In most of the rest of the federal government, however, leadership development is haphazard, if it exists at all. The nation's leading private companies teach an important lesson, in contrast: human capital is the foundation of success, and the development of leaders can't be left to chance.

The federal government must develop a coherent strategy of leadership development to ensure that citizens get the government they expect and deserve.

7. The Office of Personnel Management Must Play a Larger Role in Developing the Federal Government's Human CapitalIf the federal government is to be successful in the 21st century, it must attack and solve these problems. But that, in turn, requires the Office of Personnel Management to develop a stronger strategic capacity.
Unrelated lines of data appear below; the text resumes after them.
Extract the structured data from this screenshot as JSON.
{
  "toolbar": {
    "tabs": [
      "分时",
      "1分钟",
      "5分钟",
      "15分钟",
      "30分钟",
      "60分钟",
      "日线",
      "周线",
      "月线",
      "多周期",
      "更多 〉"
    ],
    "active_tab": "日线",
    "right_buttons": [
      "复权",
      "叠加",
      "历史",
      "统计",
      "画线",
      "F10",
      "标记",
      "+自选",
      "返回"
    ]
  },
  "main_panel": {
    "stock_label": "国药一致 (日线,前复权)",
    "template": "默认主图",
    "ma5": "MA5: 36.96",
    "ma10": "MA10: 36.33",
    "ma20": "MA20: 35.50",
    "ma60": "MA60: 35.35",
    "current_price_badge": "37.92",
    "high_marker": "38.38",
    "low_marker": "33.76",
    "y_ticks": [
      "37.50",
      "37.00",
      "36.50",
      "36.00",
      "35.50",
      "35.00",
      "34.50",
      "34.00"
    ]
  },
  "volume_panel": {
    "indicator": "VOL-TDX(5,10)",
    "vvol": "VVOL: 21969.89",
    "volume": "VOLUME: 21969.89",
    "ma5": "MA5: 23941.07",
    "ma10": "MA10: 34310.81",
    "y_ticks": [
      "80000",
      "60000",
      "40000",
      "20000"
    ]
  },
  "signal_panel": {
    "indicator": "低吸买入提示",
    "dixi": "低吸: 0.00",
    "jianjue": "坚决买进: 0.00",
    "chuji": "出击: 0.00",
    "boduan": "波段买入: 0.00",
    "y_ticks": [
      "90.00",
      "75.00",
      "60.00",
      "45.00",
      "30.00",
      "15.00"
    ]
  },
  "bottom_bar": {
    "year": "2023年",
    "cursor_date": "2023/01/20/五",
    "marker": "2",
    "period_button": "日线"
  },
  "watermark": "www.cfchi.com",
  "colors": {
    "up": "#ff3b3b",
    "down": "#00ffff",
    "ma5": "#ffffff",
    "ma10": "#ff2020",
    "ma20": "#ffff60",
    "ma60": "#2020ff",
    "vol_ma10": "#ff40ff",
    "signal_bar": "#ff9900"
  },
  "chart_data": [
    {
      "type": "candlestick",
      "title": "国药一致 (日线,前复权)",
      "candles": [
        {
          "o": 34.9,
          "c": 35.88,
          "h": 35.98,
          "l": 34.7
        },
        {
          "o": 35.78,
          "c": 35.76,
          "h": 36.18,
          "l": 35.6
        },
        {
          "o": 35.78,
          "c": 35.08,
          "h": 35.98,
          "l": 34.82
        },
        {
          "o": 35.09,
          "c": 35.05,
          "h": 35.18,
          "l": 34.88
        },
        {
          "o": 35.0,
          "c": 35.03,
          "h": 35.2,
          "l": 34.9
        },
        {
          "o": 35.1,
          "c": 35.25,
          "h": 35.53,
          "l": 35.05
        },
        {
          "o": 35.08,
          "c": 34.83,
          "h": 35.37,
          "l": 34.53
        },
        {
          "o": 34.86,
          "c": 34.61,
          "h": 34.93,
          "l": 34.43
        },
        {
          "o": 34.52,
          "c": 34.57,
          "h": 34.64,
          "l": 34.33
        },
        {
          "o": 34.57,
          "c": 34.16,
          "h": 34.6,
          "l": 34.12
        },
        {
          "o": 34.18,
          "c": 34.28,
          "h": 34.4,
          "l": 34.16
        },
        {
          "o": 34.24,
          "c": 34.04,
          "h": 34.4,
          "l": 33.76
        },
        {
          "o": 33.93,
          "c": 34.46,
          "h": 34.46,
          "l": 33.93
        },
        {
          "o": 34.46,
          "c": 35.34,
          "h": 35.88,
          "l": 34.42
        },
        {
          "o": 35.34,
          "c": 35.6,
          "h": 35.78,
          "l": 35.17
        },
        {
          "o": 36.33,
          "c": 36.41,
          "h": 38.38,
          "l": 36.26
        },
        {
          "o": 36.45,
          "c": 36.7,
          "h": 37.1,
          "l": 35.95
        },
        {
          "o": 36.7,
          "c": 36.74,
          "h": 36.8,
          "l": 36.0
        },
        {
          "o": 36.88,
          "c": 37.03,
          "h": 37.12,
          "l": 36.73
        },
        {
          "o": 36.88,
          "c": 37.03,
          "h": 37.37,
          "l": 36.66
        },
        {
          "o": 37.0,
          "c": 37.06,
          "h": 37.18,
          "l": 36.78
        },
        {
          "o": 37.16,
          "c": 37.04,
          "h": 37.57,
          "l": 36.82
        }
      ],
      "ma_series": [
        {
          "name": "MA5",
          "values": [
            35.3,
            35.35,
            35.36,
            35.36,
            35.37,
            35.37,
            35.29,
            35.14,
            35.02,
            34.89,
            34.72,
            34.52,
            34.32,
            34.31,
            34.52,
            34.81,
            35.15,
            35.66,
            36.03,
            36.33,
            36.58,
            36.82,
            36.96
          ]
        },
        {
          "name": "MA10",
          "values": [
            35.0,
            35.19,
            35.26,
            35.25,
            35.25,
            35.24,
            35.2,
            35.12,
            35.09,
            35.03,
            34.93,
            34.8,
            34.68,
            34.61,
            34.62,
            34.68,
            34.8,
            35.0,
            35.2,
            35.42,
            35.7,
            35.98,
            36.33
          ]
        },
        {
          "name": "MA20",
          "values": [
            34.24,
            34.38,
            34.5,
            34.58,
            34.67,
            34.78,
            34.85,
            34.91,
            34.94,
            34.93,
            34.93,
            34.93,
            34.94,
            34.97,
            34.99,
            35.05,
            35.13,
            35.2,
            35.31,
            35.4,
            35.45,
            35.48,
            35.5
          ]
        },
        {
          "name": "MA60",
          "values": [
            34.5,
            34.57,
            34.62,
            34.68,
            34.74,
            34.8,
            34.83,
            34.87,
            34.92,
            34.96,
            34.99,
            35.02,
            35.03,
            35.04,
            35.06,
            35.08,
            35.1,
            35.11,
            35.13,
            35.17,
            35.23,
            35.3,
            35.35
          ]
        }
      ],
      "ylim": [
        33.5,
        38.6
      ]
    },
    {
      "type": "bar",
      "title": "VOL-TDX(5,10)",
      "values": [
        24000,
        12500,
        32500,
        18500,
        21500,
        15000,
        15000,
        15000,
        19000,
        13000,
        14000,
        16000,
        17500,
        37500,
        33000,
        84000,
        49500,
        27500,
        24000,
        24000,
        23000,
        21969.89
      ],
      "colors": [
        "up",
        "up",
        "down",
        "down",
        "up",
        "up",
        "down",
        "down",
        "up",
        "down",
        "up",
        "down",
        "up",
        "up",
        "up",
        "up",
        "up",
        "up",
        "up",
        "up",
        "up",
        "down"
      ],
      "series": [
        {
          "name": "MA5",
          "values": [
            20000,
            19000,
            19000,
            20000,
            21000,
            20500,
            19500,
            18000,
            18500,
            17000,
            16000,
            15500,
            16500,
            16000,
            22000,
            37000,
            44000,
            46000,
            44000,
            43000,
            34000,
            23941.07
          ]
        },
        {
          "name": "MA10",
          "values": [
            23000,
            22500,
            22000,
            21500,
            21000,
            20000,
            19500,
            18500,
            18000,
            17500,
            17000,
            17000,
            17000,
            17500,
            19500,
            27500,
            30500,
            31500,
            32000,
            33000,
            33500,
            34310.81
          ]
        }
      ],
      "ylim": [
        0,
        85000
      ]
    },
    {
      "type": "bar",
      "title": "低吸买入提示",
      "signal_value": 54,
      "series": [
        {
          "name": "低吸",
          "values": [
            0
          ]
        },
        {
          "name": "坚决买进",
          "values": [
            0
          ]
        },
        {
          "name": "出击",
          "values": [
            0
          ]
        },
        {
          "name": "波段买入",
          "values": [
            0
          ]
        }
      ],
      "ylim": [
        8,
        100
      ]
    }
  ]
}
OPM must be the central nervous system of the government's people network, with a wide-ranging view of the capacities the government needs and how best to put them into place.

In other nations, ranging from New Zealand to Denmark, the government has put strategic thinking about its people systems at the core of its work. The United States, however, has slipped from the world's leaders in strategic thinking about the capacity of government's workers. It is little wonder that government performance too often suffers, for the government does not spend much time thinking strategically about how to ensure effective results. Moreover, the once robust OPM data collection efforts have been allowed to atrophy.

With new policy challenges multiplying—managing the stimulus package, the bank bailout, government contracting, food safety, and a host of other puzzles—government needs to think seriously about what people skills it needs to ensure these programs work well. That strategic thinking ought to come from OPM.

The Office of Personnel Management ought to take a far more aggressive role in strategic planning for the nation's workforce, especially in how best to identify and develop the management capacities needed to ensure success in the nation's most important government programs.

ConclusionThe new century has dealt the nation a collection of huge, sometimes surprising challenges. It is no exaggeration to say that our success as a nation—and the ability of our government to lead—will depend on the ability of our government's employees to produce the results we expect. Success is within our grasp, if we take the steps required to build an effective public service for the 21st century.